Sonia Jebsen : Quelle est votre actualité pour les prochains mois ?
Katarina Boselli : Je travaille avec le noir et blanc sur mes travaux en cours, et je teste des médiums différents. Etant éclectique dans mes goûts, difficile pour moi de choisir, je me laisse guider par mes envies. Cela peut paraître incohérent, mais au bout du compte, j’exprime qui je suis : j’aime le jour et la nuit, la ville et la campagne, le salé/sucré, la couleur et le noir/blanc, l’ombre et la lumière.
Concernant les expos à venir, je serai à Saint-Raphaël (France), début juin, pour Base’ art, le festival d’art contemporain et du mécénat. Puis, je présenterai des travaux de peinture et céramique petits formats, à la galerie Kairos (Carouge), dans le cadre de la grève des femmes, du 13 au 29 juin. Pour le reste de l’année 2019, aucune exposition n’est encore planifiée mais toute proposition est bienvenue.

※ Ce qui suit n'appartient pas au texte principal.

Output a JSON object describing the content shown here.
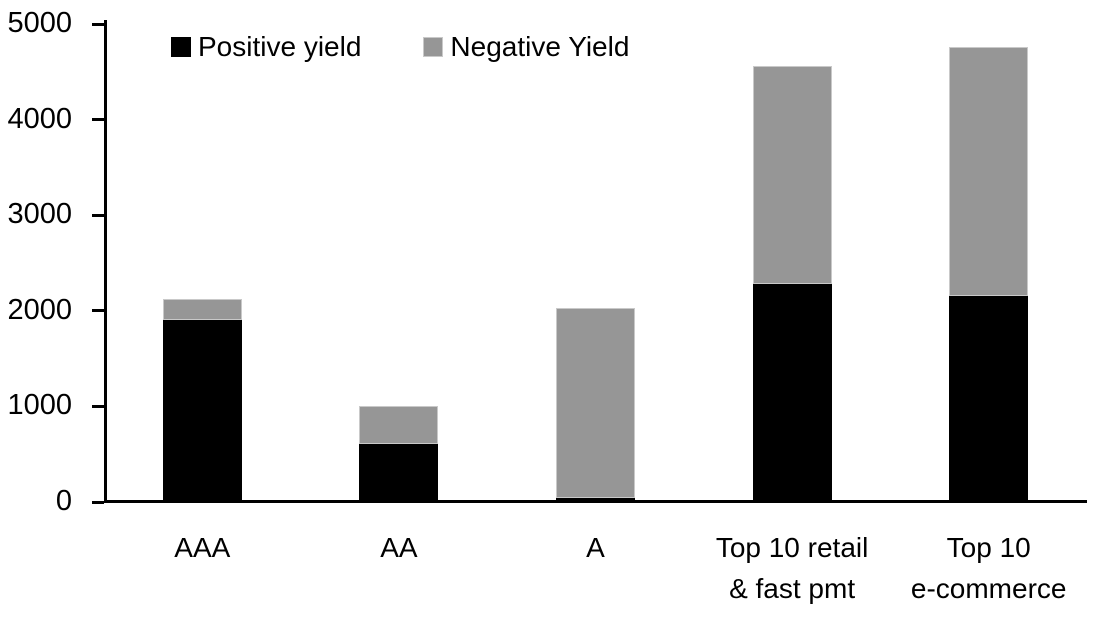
{
  "colors": {
    "background": "#ffffff",
    "axis": "#000000",
    "text": "#000000",
    "positive": "#000000",
    "negative": "#969696",
    "negative_border": "#c9c9c9"
  },
  "chart_data": {
    "type": "bar",
    "stacked": true,
    "title": "",
    "xlabel": "",
    "ylabel": "",
    "categories": [
      "AAA",
      "AA",
      "A",
      "Top 10 retail\n& fast pmt",
      "Top 10\ne-commerce"
    ],
    "series": [
      {
        "name": "Positive yield",
        "color": "#000000",
        "values": [
          1900,
          610,
          40,
          2280,
          2150
        ]
      },
      {
        "name": "Negative Yield",
        "color": "#969696",
        "border_color": "#c9c9c9",
        "values": [
          220,
          390,
          1990,
          2280,
          2610
        ]
      }
    ],
    "totals": [
      2120,
      1000,
      2030,
      4560,
      4760
    ],
    "ylim": [
      0,
      5000
    ],
    "yticks": [
      0,
      1000,
      2000,
      3000,
      4000,
      5000
    ],
    "ytick_interval": 1000,
    "grid": false,
    "legend_position": "top"
  }
}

Vous avez encore quelques jours pour découvrir les oeuvres de Katarina Boselli à l’Espace Murandaz. Nous avons découvert une artiste riche en émotions, avec un besoin de revendication tout en douceur. Son travail exprime ses ambivalences, son amour de la vie teinté de mélancolie, et parfois de colère. Elle avoue : » Je doute parfois, mais je garde la foi comme une urgence créatrice. Et je nourris ma confiance en pensant aux personnes qui apprécient mon travail et me soutiennent au fil du temps, ce sont de belles histoires de partage ».